Can you get a disability loan?


Can you get a disability loan?

You can get a loan during your disability if you qualify. Typical requirements include a minimum credit score and a maximum amount of existing debt (this varies depending on your income). The time it takes to get a loan varies, but it shouldn’t take more than a few days for many loans.

How can a loan affect disability benefits?

A loan could change your eligibility for Supplemental Security Income (SSI). According to the Social Security Administration, a loan is not considered income. However, if you borrow money and don’t spend it in the same month, it will count towards your resource limit. If your resources exceed the authorized limits, you will not receive SSI benefits for that month.

So if you get the SSI, don’t apply for your loan until you need it and consider applying at the end of the month.

Types of disability loans

If you plan to get a loan during your disability, the type of loan you get will depend on why you need it. Here are a few options.

Personal loan

A personal loan can be used for a variety of reasons, including paying medical bills or financing an engagement ring. Most of these loans do not require collateral.

To get an unsecured personal loan during your disability, you will need to meet the lender’s minimum credit rating.
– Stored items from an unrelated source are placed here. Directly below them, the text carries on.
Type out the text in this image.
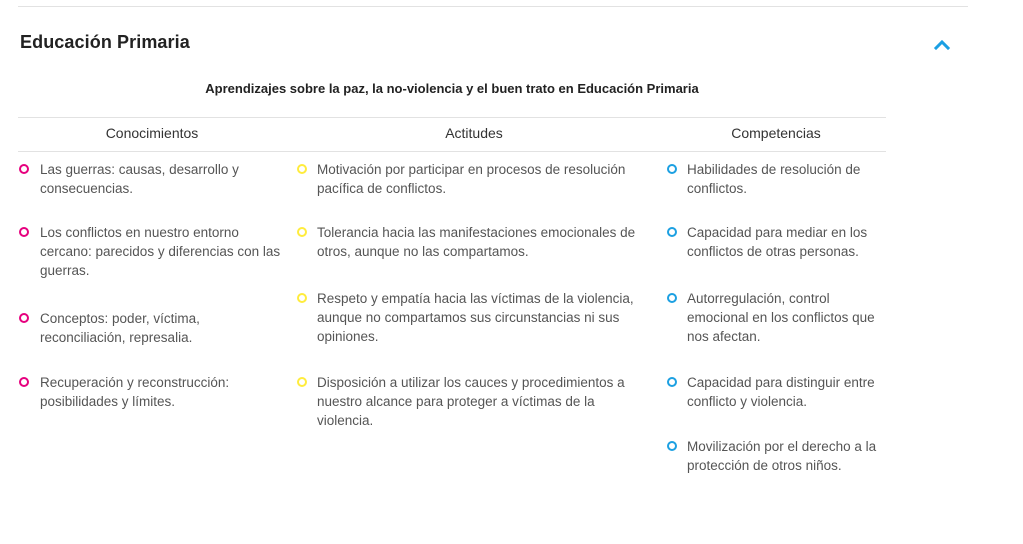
Educación Primaria
Aprendizajes sobre la paz, la no-violencia y el buen trato en Educación Primaria
Conocimientos	Actitudes	Competencias
Las guerras: causas, desarrollo y consecuencias.
Los conflictos en nuestro entorno cercano: parecidos y diferencias con las guerras.
Conceptos: poder, víctima, reconciliación, represalia.
Recuperación y reconstrucción: posibilidades y límites.
Motivación por participar en procesos de resolución pacífica de conflictos.
Tolerancia hacia las manifestaciones emocionales de otros, aunque no las compartamos.
Respeto y empatía hacia las víctimas de la violencia, aunque no compartamos sus circunstancias ni sus opiniones.
Disposición a utilizar los cauces y procedimientos a nuestro alcance para proteger a víctimas de la violencia.
Habilidades de resolución de conflictos.
Capacidad para mediar en los conflictos de otras personas.
Autorregulación, control emocional en los conflictos que nos afectan.
Capacidad para distinguir entre conflicto y violencia.
Movilización por el derecho a la protección de otros niños.
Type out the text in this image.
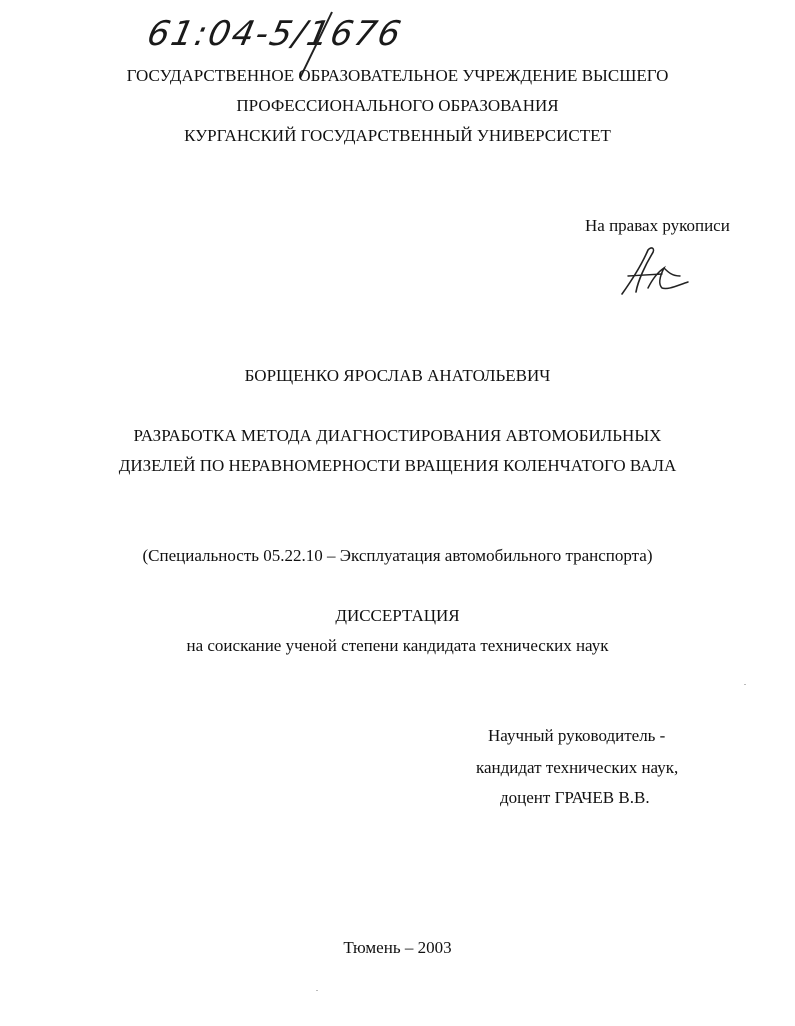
61:04-5/1676
ГОСУДАРСТВЕННОЕ ОБРАЗОВАТЕЛЬНОЕ УЧРЕЖДЕНИЕ ВЫСШЕГО
ПРОФЕССИОНАЛЬНОГО ОБРАЗОВАНИЯ
КУРГАНСКИЙ ГОСУДАРСТВЕННЫЙ УНИВЕРСИСТЕТ
На правах рукописи
БОРЩЕНКО ЯРОСЛАВ АНАТОЛЬЕВИЧ
РАЗРАБОТКА МЕТОДА ДИАГНОСТИРОВАНИЯ АВТОМОБИЛЬНЫХ
ДИЗЕЛЕЙ ПО НЕРАВНОМЕРНОСТИ ВРАЩЕНИЯ КОЛЕНЧАТОГО ВАЛА
(Специальность 05.22.10 – Эксплуатация автомобильного транспорта)
ДИССЕРТАЦИЯ
на соискание ученой степени кандидата технических наук
Научный руководитель -
кандидат технических наук,
доцент ГРАЧЕВ В.В.
Тюмень – 2003
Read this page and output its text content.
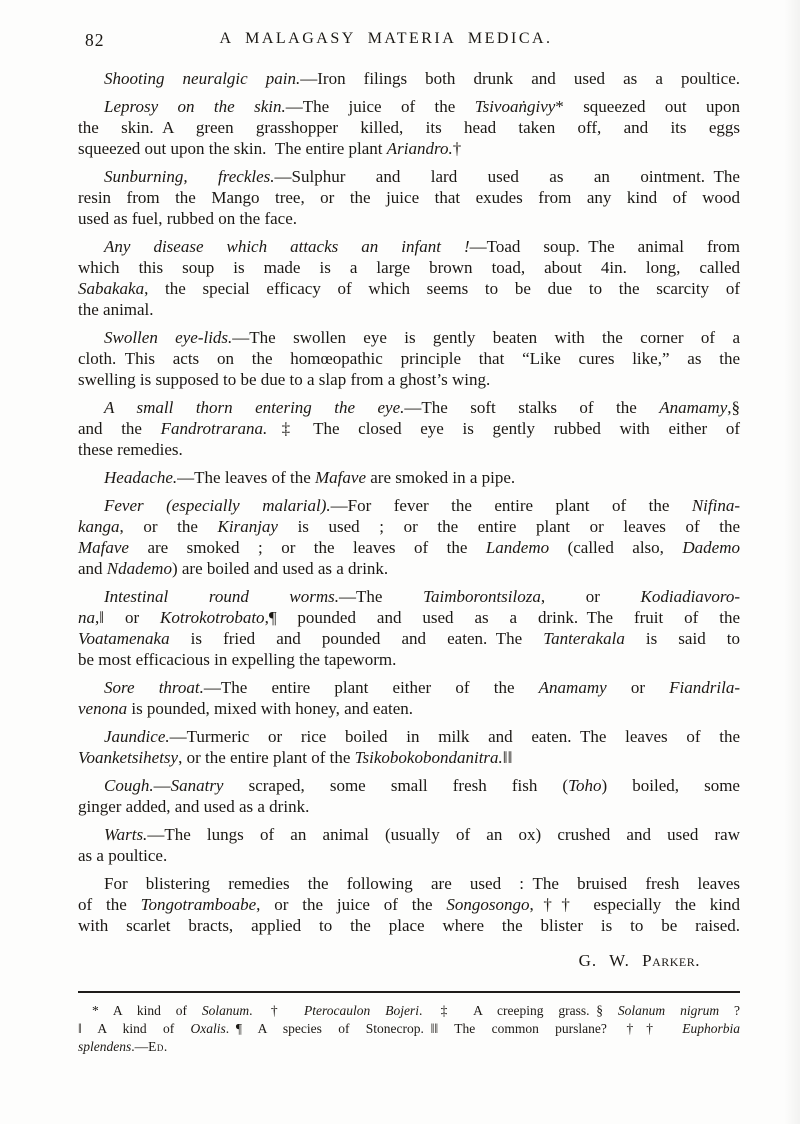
82	A MALAGASY MATERIA MEDICA.
Shooting neuralgic pain.—Iron filings both drunk and used as a poultice.
Leprosy on the skin.—The juice of the Tsivoaṅgivy* squeezed out upon
the skin. A green grasshopper killed, its head taken off, and its eggs
squeezed out upon the skin. The entire plant Ariandro.†
Sunburning, freckles.—Sulphur and lard used as an ointment. The
resin from the Mango tree, or the juice that exudes from any kind of wood
used as fuel, rubbed on the face.
Any disease which attacks an infant !—Toad soup. The animal from
which this soup is made is a large brown toad, about 4in. long, called
Sabakaka, the special efficacy of which seems to be due to the scarcity of
the animal.
Swollen eye-lids.—The swollen eye is gently beaten with the corner of a
cloth. This acts on the homœopathic principle that “Like cures like,” as the
swelling is supposed to be due to a slap from a ghost’s wing.
A small thorn entering the eye.—The soft stalks of the Anamamy,§
and the Fandrotrarana.‡ The closed eye is gently rubbed with either of
these remedies.
Headache.—The leaves of the Mafave are smoked in a pipe.
Fever (especially malarial).—For fever the entire plant of the Nifina-
kanga, or the Kiranjay is used ; or the entire plant or leaves of the
Mafave are smoked ; or the leaves of the Landemo (called also, Dademo
and Ndademo) are boiled and used as a drink.
Intestinal round worms.—The Taimborontsiloza, or Kodiadiavoro-
na,‖ or Kotrokotrobato,¶ pounded and used as a drink. The fruit of the
Voatamenaka is fried and pounded and eaten. The Tanterakala is said to
be most efficacious in expelling the tapeworm.
Sore throat.—The entire plant either of the Anamamy or Fiandrila-
venona is pounded, mixed with honey, and eaten.
Jaundice.—Turmeric or rice boiled in milk and eaten. The leaves of the
Voanketsihetsy, or the entire plant of the Tsikobokobondanitra.‖‖
Cough.—Sanatry scraped, some small fresh fish (Toho) boiled, some
ginger added, and used as a drink.
Warts.—The lungs of an animal (usually of an ox) crushed and used raw
as a poultice.
For blistering remedies the following are used : The bruised fresh leaves
of the Tongotramboabe, or the juice of the Songosongo,†† especially the kind
with scarlet bracts, applied to the place where the blister is to be raised.
G. W. Parker.
* A kind of Solanum. † Pterocaulon Bojeri. ‡ A creeping grass. § Solanum nigrum ?
‖ A kind of Oxalis. ¶ A species of Stonecrop. ‖‖ The common purslane? †† Euphorbia
splendens.—Ed.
You will also need to prove that you can pay off the new loan in addition to any existing debt. This can be a barrier for people with disabilities because you have a very low income. So there is not much room for further debt repayments. To help you know these limits, learn about the maximum you can borrow with a personal loan. Or you can check with one of the personal lenders on our list.


You may be able to use your long-term or permanent disability income to qualify for a mortgage. Some home loan programs will even give you special benefits if you have a disability. For example, if you are a disabled veteran, you can apply for VA loan funding fee waiver.

Or if your income is low, the USDA has the Direct Single Family Home Loan Program, where the government pays a portion of your mortgage payment. You can find out more in our guide to USDA loans.

If you are on short-term disability, you can only count on these payments for a limited time. Since your disability income will end, your mortgage application may be refused if you have no other source of income. However, if you are still employed and can prove that you have a job to return to after your disability benefits end, the mortgage lender may consider your regular income in addition to your disability income.

Disability loan

Some people look for a loan to bridge the gap between when they become disabled and when they start receiving disability benefits. This is a personal loan, and you should approach it with caution. This type of loan can be expensive and have a short repayment term. If your application for disability benefits takes longer than expected, you may default on the loan. Plus, if your application for disability benefits is denied, you are still obligated to pay the loan.

Before taking out a short-term loan for early disability, find out if you qualify for emergency disability assistance. SSI beneficiaries may obtain expedited SSI benefits under certain circumstances. To find out more about your options, it’s a good idea to contact your unemployment office.

Medical loan

You may have seen a brochure on medical loans at the front desk of your doctor’s office or dental clinic. These types of loans are used to finance medical expenses. They often have low interest rates and terms that result in affordable payments. Plus, the application process is the same for everyone, whether or not you have a disability.

The catch is that most medical loans are deferred interest loans. If you don’t pay the all loan before the end of the promotional period, you will be charged interest from the loan start date, including the part you have already repaid.

If you are receiving federal disability benefits, you will be eligible for Medicaid, Medicare, or both. In some states, you can apply for back-dated coverage three months before your request for coverage. These may be better options to consider before applying for a medical loan.

Automatic loan

An auto loan is a secured loan that uses your car as collateral. If you default, the lender can withdraw the collateral.

You can apply for a car loan while you are disabled without jumping through special hoops. Most auto lenders have a minimum credit score requirement and simply perform a credit check to see if you qualify. Some will also check your income.

Payday loan

A payday loan is a short term, high interest loan. If possible, it is better to avoid these loans.

Most people are not able to repay their payday loan in full by the due date. And when that happens, you will have to renew the loan and pay more fees. If you can, it’s best to find payday loan alternatives before you take out what looks like a quick and easy loan.

How to get a disability loan

Here’s how to get a disability loan:

1. Check your credit

Make sure that your credit report does not contain any errors that could affect your ability to qualify for a loan.

2. Ask for help

Check with your local Department of Health and Human Services office to find out if you qualify for financial assistance.

3. Look for special programs

Special loan programs can help people with limited fixed incomes get the financing they need.

4. Shop around for the best rates

Check rates with several lenders, especially those that will slowly draw on your credit until you are ready to apply.

4. Wait until you need the loan

Avoid getting the loan too early, or you could jeopardize your disability income.

5. Apply for a loan

Your lender will tell you what documents to submit.